Und diese Hingabe lohnt sich! Das Publikum traut sich kaum zu atmen, um den Vortrag und die Magie, die von ihm ausgeht, nicht zu zerstören. Die zarten Folk-Balladen vorgetragen mit der akustischen Gitarre und sporadisch von eine Keyboarderin begleitet, gehen nicht nur unter die Haut, sondern an die Nieren. Harding singt von Alkohol- und Drogenproblemen, von Alltagssorgen und dem Schlachtfeld der Liebe. Wer 2012 schon beim Weekender war, der wird sich sicher an Jacqueline Blouin erinnern, deren Auftritt damals ähnlich intensiv war.

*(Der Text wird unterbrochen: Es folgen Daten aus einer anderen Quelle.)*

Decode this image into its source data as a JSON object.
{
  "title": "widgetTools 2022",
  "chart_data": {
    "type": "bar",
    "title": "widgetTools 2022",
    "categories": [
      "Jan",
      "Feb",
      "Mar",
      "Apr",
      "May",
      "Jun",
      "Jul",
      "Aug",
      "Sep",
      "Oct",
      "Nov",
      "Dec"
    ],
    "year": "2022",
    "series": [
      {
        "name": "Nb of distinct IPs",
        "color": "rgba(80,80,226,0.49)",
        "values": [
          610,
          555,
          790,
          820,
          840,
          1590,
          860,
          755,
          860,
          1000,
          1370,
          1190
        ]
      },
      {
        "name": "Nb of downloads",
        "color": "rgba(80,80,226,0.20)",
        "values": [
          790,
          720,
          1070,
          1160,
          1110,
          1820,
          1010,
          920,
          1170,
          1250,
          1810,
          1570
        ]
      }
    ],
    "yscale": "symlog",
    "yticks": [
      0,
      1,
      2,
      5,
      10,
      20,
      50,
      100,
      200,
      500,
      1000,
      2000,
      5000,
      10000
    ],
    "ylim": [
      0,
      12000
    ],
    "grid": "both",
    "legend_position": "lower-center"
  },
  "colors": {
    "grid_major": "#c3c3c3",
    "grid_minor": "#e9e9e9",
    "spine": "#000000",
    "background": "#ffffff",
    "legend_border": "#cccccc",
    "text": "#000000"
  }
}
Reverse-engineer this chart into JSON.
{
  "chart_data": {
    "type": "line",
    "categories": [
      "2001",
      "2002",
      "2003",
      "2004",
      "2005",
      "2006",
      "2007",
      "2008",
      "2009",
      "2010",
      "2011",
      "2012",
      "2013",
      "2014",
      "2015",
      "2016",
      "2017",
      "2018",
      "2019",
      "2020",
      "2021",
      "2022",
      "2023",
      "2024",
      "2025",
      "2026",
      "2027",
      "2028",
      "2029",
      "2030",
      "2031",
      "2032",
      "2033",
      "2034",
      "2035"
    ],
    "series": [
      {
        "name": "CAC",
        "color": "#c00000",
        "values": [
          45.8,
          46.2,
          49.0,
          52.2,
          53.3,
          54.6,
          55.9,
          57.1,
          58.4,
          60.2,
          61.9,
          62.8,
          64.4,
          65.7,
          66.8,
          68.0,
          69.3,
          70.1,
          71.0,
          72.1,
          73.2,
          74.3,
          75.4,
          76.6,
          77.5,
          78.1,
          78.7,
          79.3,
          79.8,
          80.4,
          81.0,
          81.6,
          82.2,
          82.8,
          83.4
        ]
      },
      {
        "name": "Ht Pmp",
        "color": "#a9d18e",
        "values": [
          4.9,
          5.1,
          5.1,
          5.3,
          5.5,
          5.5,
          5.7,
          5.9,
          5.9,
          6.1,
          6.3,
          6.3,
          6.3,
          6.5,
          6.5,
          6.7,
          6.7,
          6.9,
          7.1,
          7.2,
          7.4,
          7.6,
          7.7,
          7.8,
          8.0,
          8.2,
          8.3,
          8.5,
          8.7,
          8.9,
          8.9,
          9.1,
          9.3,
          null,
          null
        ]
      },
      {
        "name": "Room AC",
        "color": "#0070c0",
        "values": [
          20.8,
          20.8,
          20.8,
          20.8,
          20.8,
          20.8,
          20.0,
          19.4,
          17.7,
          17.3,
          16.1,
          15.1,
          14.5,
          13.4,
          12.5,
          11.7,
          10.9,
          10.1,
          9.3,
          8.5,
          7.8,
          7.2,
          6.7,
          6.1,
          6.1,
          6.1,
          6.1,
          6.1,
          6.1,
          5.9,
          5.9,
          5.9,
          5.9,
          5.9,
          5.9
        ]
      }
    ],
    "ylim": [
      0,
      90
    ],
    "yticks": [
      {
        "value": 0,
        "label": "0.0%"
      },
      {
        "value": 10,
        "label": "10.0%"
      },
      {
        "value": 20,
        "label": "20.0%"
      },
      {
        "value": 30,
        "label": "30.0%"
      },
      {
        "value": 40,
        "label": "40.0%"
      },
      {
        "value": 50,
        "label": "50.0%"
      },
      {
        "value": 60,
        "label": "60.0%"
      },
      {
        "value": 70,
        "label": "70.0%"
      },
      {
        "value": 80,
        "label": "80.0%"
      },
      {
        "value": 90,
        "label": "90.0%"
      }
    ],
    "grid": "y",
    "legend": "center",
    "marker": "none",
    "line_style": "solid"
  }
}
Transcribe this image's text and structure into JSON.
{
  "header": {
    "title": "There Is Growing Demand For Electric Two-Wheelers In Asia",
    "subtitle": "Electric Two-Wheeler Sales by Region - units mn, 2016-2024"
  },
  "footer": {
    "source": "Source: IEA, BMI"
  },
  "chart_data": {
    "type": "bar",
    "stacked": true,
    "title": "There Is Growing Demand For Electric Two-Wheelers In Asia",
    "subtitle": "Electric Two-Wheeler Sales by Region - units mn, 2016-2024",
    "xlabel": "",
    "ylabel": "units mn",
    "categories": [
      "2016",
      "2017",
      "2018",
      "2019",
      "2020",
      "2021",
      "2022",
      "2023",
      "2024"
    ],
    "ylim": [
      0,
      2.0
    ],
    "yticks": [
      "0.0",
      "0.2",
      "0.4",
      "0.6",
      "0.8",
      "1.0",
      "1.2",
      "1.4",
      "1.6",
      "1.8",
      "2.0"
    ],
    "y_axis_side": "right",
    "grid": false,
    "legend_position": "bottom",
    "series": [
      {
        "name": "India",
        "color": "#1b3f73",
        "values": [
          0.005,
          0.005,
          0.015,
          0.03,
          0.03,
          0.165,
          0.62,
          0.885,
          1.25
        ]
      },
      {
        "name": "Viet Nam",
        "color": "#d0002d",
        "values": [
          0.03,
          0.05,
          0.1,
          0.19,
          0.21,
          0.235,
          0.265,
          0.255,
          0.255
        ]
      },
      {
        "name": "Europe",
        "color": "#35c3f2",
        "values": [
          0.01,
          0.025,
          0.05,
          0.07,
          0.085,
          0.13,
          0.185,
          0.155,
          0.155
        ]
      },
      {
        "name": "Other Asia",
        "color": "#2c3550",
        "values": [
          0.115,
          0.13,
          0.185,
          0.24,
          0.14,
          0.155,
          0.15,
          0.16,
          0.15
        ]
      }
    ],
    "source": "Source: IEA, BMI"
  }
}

Nach den Nerven, ist Harding dieses Jahr bis hierhin auf jeden Fall das zweite Highlight des diesjährigen Weekenders! Und dann gibt es nach dem grandiosen Konzert doch tatsächlich auch noch Vinyl zu kaufen und Aldous erscheint nach einer kurzen Zigarettenpause, um das erworbene schwarze Gold zu signieren. Alles perfekt! I'm in Love! Und auch wenn mir nicht alle in unserer Festivalgruppe zustimmten, behaupte ich auch heute noch, im absolut nüchternen Zustand, dass Aldous Harding und Scarlett Johansson definitiv eine Ähnlichkeit aufweisen.

Nach einem kurzen Blick ins Zelt, wo gerade AGNES OBEL performt, was bei dieser Art von Musik auf der lauten Zeltbühne nur sehr bedingt funktionieren kann, beschließe ich, der Alm treu zu bleiben und nicht wie eigentlich vorgesehen zu KULA SHAKER zu pilgern. Eine Fehlentscheidung, wie sich später noch zeigen wird.

Vor der Alm hat sich bereits eine riesige Schlange gebilde,t um JOHN PAUL WHITE zu sehen. Herr White ist mir bekannt als ein Teil der Folk-Duos The Civil Wars, welches sich 2014 trennte. Mal sehen, ob der Solokünstler White genau soviel zu bieten hat wie einst im Duo mit Joy Williams.



Die sanfte Stimme Whites ist gleichzeitig ein Segen und ein Fluch, denn da das Songwriting eher bieder ist, klingen diese sehnsuchtvollen Lieder oft nach "Ponyhof". Reiben kann man sich an den Songs wahrlich nicht - "What’s So" ist eine Ausnahme. Alles glatt, alles zu brav. Lediglich, wenn White mit seinem Mitmusiker Harmoniegesänge darbietet, kann ich mich für das Konzert erwärmen, das mich ansonsten zwar schön einlullt, aber mir keinen wirklichen Nährwert bietet. So beschließen der Professor und meine Wenigkeit uns von der Alm zu machen, um doch noch wenigstens ein paar Songs von Kula Shaker zu erleben. Schließlich ist den Briten mit "K 2.0" so etwas wie das Comeback-Album des Jahres gelungen!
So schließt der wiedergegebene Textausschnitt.